Courrier envoyé à Matignon
Allauch, le 24 février 2006
Monsieur le Premier Ministre,
Nous venons d’apprendre que le député ariégeois Augustin BONREPAUX vous a écrit son interrogation sur le sujet « l’ours peut-il être porteur de la grippe aviaire ? ».
Le 9 février dernier a eu lieu en Ariège une réunion d’opposants à l’ours. Dans une édition départementale ariégeoise de la Dépêche du Midi, un article sur cette réunion met en valeur les dires d’un intervenant qui aurait affirmé que l’ours slovène représenterait potentiellement un réel danger parce qu’il serait porteur de virus présentant des similitudes avec ceux de la grippe aviaire. Il est ensuite précisé dans le même article que cet intervenant n’a pas la preuve irréfutable de ce qu’il avance.
Les opposants au renforcement de la population d’ours des Pyrénées semblent vouloir créer et entretenir une rumeur sur l’ours et la grippe aviaire afin de faire annuler le programme de sauvegarde de l’ours largement approuvé par les Français et les Pyrénéens. FERUS, avec de nombreuses associations, soutient évidemment ce programme qui a reçu une forte impulsion du Président de la République après la mort de l’ourse Cannelle.
FERUS a fait appel à son comité scientifique et nous pouvons vous confirmer qu’il convient de rester serein en ce qui concerne le projet de réintroduction d’ours bruns dans les Pyrénées depuis la Slovénie.

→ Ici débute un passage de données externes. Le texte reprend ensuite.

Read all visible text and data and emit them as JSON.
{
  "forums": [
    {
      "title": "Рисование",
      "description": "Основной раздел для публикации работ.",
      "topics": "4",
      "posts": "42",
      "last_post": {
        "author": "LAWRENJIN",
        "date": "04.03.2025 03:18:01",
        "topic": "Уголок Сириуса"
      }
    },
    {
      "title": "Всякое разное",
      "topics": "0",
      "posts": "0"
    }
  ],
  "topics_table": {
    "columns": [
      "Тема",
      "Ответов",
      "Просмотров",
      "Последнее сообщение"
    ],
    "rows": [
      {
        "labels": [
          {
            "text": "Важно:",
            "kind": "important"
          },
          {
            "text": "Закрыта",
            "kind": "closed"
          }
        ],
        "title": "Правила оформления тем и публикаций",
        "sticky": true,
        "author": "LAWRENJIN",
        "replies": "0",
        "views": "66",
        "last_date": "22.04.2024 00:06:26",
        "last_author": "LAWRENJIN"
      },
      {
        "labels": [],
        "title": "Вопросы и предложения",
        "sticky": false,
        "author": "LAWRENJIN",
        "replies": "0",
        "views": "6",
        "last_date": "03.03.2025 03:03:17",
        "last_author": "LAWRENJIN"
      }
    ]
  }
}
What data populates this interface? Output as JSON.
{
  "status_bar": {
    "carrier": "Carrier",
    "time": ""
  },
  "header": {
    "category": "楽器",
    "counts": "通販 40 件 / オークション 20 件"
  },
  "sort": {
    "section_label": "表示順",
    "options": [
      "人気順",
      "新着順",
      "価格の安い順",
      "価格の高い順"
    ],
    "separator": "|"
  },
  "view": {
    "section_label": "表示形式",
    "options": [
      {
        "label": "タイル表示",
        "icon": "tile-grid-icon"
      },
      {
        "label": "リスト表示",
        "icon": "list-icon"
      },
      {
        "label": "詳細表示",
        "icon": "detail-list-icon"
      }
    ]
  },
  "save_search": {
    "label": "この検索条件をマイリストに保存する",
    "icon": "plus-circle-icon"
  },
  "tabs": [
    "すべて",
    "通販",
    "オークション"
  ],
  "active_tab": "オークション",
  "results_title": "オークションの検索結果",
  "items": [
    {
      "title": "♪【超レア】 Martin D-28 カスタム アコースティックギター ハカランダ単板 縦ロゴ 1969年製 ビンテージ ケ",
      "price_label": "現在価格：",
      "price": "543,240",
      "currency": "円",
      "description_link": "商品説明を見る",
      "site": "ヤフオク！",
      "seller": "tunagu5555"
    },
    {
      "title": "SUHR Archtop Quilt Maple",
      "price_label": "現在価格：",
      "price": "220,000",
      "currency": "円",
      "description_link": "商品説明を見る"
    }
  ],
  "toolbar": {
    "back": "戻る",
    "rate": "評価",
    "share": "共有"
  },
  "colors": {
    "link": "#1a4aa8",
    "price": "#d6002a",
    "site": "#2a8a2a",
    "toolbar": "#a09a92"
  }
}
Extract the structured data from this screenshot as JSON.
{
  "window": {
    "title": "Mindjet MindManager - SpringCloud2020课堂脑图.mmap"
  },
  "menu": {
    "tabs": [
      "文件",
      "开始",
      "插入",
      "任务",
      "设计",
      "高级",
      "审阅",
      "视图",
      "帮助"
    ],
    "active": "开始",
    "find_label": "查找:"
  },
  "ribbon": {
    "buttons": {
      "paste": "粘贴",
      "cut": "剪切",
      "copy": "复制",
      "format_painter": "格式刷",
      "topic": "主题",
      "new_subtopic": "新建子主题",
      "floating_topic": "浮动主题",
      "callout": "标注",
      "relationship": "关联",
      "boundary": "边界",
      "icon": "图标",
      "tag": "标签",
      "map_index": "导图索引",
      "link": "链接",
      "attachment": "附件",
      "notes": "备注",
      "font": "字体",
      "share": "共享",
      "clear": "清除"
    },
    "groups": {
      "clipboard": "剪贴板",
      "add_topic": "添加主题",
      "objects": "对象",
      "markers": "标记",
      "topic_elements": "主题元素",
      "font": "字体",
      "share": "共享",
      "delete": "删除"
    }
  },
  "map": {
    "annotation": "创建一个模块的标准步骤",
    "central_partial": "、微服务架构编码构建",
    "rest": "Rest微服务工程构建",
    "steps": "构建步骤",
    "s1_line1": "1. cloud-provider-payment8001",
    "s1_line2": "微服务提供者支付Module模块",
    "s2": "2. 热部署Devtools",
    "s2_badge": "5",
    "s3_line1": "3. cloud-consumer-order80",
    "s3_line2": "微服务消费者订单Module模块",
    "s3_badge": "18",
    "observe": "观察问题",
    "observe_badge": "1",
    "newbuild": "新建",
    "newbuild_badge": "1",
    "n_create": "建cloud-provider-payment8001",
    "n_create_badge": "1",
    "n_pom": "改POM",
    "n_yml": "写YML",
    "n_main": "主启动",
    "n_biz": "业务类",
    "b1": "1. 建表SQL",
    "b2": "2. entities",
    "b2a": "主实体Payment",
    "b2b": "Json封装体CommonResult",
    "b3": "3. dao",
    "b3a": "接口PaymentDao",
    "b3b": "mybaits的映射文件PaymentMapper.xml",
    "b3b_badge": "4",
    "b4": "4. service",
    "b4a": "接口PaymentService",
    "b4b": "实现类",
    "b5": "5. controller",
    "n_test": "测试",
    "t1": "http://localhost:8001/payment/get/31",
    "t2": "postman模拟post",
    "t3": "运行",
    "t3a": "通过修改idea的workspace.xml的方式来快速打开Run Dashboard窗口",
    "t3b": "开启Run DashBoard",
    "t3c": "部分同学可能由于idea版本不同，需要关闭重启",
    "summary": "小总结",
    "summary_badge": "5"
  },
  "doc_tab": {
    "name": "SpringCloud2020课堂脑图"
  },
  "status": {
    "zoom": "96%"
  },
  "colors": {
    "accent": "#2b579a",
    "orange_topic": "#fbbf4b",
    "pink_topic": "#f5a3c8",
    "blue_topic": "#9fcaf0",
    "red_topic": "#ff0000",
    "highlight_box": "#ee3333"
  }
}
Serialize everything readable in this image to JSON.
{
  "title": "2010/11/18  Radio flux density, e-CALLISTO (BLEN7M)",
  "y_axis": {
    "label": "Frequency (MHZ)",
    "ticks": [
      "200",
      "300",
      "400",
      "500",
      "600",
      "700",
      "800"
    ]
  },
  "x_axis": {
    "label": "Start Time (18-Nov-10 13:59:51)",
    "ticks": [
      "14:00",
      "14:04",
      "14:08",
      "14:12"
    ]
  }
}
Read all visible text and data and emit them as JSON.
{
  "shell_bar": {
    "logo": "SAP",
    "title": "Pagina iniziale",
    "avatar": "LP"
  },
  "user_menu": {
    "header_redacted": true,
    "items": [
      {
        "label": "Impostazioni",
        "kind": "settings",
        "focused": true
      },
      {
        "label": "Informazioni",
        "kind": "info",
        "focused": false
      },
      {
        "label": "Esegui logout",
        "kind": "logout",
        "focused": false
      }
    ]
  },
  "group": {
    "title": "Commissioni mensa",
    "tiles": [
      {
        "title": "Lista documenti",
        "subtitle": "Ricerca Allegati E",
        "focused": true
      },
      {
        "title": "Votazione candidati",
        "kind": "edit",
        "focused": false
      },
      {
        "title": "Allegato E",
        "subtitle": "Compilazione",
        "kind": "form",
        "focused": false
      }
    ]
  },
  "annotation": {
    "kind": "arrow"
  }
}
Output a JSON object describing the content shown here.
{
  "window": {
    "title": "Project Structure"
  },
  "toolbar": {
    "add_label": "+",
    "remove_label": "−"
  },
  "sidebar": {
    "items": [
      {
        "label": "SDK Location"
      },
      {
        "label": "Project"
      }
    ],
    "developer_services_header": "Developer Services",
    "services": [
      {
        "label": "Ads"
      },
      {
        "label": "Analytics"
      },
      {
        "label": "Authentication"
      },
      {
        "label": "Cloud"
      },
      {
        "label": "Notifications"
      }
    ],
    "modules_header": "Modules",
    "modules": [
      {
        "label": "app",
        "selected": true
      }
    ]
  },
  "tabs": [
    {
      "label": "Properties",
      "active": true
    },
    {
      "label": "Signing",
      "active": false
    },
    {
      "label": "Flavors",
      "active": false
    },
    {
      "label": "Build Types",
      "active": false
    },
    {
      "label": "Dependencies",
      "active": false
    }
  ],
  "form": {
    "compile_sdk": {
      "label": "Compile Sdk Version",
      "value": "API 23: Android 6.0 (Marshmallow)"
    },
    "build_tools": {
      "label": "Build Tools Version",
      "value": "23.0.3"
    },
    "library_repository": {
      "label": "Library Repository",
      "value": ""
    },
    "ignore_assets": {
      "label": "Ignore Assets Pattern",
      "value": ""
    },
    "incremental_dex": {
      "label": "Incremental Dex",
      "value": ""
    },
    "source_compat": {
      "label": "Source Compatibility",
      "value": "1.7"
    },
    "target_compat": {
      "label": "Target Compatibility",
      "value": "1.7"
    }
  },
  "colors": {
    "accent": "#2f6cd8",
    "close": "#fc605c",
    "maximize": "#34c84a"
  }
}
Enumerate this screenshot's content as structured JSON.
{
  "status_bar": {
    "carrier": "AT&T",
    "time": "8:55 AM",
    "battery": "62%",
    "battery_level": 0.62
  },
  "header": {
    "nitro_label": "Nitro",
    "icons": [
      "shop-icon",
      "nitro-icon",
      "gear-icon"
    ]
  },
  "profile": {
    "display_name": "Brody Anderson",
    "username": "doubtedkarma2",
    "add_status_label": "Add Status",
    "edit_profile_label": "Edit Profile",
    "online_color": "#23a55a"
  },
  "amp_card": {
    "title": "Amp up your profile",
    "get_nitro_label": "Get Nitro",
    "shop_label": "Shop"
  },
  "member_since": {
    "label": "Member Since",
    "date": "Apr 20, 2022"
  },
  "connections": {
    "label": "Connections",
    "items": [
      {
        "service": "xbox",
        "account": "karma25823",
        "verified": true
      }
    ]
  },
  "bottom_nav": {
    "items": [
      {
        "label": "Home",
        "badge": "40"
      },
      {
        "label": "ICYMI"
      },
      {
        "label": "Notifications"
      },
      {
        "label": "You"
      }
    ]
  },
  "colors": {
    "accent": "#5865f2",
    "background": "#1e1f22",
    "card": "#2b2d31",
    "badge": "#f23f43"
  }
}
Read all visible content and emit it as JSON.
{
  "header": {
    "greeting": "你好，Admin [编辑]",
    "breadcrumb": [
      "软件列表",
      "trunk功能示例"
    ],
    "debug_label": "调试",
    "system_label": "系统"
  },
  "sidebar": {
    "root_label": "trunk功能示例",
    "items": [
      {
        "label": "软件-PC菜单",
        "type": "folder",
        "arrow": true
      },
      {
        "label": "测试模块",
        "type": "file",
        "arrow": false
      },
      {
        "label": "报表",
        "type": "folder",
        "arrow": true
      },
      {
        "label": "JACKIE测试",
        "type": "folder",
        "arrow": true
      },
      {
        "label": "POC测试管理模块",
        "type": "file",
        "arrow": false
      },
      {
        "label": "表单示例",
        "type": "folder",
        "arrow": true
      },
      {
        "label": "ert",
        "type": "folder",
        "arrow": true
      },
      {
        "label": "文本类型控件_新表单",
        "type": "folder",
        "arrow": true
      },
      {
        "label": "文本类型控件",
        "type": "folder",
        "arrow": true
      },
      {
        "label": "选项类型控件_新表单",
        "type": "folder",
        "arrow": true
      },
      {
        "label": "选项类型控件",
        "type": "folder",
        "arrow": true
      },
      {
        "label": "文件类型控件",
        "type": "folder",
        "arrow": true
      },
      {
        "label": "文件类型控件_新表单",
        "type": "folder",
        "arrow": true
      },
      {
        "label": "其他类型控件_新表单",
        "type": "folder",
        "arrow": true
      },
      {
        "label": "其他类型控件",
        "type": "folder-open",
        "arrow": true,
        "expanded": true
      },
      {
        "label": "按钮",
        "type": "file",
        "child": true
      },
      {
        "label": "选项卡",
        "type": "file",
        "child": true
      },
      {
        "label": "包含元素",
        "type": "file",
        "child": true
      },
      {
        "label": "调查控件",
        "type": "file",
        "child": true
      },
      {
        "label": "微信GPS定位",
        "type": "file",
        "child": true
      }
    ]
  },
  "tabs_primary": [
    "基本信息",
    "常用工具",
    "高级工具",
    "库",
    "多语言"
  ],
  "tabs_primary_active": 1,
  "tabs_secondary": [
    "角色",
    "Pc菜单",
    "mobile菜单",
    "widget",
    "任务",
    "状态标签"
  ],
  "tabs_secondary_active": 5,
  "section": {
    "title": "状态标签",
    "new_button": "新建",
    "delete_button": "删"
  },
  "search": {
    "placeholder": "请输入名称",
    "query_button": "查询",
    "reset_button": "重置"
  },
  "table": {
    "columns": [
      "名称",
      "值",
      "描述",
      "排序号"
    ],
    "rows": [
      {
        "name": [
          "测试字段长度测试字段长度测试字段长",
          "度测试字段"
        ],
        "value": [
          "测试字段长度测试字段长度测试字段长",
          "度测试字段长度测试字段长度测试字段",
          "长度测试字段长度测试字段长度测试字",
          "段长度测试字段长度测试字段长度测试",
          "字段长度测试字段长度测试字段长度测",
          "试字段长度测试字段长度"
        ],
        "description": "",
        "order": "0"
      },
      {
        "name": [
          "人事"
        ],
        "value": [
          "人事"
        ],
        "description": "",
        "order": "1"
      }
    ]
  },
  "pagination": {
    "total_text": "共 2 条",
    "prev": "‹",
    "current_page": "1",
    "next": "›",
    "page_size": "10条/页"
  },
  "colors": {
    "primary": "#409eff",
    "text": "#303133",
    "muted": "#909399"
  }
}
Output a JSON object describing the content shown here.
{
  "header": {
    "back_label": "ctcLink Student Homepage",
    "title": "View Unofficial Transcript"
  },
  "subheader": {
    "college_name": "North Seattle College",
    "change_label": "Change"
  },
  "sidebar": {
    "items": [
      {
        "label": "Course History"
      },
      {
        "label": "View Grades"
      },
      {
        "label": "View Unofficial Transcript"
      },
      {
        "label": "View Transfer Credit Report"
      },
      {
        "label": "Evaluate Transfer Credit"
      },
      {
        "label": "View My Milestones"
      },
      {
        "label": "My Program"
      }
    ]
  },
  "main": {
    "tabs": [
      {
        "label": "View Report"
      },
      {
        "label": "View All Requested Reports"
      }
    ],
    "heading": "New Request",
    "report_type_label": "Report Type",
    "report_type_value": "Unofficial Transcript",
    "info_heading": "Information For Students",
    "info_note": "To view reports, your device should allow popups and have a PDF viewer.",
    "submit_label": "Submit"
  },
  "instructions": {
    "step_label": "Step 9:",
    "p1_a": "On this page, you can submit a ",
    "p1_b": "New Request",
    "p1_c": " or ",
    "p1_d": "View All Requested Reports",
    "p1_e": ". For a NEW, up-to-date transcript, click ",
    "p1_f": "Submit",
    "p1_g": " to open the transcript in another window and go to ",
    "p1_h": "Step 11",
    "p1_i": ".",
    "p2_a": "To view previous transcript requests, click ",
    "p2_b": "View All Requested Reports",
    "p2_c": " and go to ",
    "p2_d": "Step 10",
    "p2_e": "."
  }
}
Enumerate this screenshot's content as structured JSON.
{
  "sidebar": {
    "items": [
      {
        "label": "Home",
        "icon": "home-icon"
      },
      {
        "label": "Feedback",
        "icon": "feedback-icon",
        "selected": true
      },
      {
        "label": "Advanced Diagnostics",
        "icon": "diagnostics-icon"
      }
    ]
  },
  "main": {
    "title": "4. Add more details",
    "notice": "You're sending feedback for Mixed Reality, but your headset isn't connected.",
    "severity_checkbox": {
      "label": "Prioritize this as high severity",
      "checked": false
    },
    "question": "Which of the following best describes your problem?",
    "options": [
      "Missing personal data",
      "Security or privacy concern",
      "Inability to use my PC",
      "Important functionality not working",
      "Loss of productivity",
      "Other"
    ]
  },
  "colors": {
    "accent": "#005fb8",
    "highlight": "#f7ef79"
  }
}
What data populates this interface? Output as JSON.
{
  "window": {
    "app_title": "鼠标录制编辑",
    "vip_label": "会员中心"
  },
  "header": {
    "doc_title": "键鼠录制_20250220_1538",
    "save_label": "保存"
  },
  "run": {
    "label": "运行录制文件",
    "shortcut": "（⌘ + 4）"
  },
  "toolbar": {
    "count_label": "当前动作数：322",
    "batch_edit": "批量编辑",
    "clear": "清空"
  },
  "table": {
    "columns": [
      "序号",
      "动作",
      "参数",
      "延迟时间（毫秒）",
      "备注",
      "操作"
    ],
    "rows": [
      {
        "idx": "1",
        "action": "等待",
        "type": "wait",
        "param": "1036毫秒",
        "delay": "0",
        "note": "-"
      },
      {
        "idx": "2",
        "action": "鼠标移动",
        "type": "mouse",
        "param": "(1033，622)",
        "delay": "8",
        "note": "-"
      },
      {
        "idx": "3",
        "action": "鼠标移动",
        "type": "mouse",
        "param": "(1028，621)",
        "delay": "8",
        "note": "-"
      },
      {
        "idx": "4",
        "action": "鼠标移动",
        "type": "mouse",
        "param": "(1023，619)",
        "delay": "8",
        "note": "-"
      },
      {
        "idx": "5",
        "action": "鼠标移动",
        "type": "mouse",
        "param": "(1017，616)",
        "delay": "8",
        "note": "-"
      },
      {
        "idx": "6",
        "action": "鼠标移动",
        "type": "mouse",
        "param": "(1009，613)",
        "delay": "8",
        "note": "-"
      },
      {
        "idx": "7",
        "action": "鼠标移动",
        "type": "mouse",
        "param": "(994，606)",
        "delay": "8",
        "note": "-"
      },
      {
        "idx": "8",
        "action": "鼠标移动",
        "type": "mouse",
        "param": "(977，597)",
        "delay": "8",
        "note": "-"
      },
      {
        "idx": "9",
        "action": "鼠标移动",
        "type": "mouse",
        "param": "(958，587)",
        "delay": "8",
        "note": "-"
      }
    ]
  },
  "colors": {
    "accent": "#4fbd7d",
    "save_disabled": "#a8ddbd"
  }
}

Nous faisons nôtres les propos de François MOUTOU, membre de l’Agence Française de Sécurité Sanitaire des Aliments (AFSSA) : « Comme son nom l’indique, la grippe aviaire est une maladie des oiseaux due à plusieurs types de virus Influenza. Certaines souches virales hautement pathogènes (HP) sont responsables d’une forme épizootique parfois appelée peste aviaire. C’est le cas de la souche H5N1HP qui circule actuellement dans l’Ancien Monde, portée et par des oiseaux migrateurs et par le commerce des oiseaux domestiques sans qu’il soit facile de faire la part entre ces deux sources de transmission possibles. Il semble cependant que l’importance du commerce international ait été singulièrement sous-estimée. Les anatidés semblent jouer un rôle particulier dans le cycle épidémiologique de ces virus.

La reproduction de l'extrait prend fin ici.